What is the W.H.A.L.E. Program?
The WHALE program is an identification and information package for child car safety seats created by Connie Day, a caregiver from Richmond, VA, who wondered what would happen to the children in her care in the event of an automobile crash. The first program of its kind in the United States, WHALE is currently used in 32 states.
A Informational label is attached to the rear of the car seat that provides important information about the child in the seat, such as name, date of birth, medical history and who to contact in case of an emergency. A photo of the child is placed in the space provided and updated as the child grows. If placed on the back of the seat, the label will not be visible from the outside of the vehicle, thus ensuring the privacy of personal information.
Two WHALE vehicle Stickers, attached to the rear side windows of the vehicle, depicting the WHALE logo, alert rescuers that the vehicle occupants participate in the program.
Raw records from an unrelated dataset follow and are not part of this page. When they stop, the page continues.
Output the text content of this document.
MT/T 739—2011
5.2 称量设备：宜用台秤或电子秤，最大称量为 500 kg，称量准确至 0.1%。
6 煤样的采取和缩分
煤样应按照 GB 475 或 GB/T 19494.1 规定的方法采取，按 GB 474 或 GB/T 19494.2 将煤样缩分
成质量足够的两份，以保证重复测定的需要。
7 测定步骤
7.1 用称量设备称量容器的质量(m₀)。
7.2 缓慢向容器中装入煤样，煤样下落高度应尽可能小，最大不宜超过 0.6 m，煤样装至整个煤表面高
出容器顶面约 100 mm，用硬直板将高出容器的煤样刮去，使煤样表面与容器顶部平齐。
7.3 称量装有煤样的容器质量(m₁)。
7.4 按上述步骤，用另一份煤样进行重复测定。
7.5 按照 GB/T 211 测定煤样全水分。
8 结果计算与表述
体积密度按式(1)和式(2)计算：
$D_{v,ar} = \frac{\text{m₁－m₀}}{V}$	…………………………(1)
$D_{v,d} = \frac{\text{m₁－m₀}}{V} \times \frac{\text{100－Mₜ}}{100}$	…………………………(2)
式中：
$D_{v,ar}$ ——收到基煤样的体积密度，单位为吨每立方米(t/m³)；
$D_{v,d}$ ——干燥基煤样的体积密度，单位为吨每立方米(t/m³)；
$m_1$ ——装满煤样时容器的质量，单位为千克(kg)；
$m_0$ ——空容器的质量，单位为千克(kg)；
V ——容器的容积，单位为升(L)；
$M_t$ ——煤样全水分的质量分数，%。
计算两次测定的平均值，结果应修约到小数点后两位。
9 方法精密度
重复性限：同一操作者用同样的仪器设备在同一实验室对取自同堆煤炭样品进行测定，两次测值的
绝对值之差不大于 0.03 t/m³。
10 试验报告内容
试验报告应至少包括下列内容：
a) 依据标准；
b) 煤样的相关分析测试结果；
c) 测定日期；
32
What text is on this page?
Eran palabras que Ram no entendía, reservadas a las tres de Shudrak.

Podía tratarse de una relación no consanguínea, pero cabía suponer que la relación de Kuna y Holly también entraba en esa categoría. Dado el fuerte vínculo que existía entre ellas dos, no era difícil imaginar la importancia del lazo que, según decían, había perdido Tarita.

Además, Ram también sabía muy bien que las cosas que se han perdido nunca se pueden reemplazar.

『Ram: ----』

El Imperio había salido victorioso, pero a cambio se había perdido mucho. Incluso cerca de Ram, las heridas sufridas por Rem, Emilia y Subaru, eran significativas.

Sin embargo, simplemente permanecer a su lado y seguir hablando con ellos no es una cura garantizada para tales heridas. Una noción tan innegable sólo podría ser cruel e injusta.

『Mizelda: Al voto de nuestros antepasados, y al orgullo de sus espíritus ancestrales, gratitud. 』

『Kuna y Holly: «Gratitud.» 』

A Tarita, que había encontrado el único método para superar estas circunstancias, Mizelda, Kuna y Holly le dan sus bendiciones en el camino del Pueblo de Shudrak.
We Have A Little Emergency!
Last year 1,329 children under age four were injured in motor vehicle crashes in Michigan. 8 of those children died. Some of those children were not riding in the same vehicles as their parents or guardians. Today, children may ride with a baby-sitter, grandparents, or other caregivers. In the event of a motor vehicle crash that incapacitates parents or other adult passengers, emergency service personnel have no source of information to identify the child or their special medical needs. Efforts to identify and contact the child’s relatives may be significantly delayed. In some cases, rescue efforts may proceed more smoothly and efficiently if emergency personnel know the name of the frightened child they are treating. This is where the WHALE program can make a difference.
The WHALE Tale…
While driving to the store with her infant daughter, a young mother lost control of her car and crashed into a tree. The mother was knocked unconscious, while the child, properly restrained in thier safety seat, was uninjured. Due to her injuries, the mother could not identify herself or her child. The child, because of her age, was unable to communicate with rescue personnel. While both victims received the best care possible, the emergency services personnel felt their rescue and treatment could have been more effective and efficient … if they only knew the child’s name and pertinent emergency information.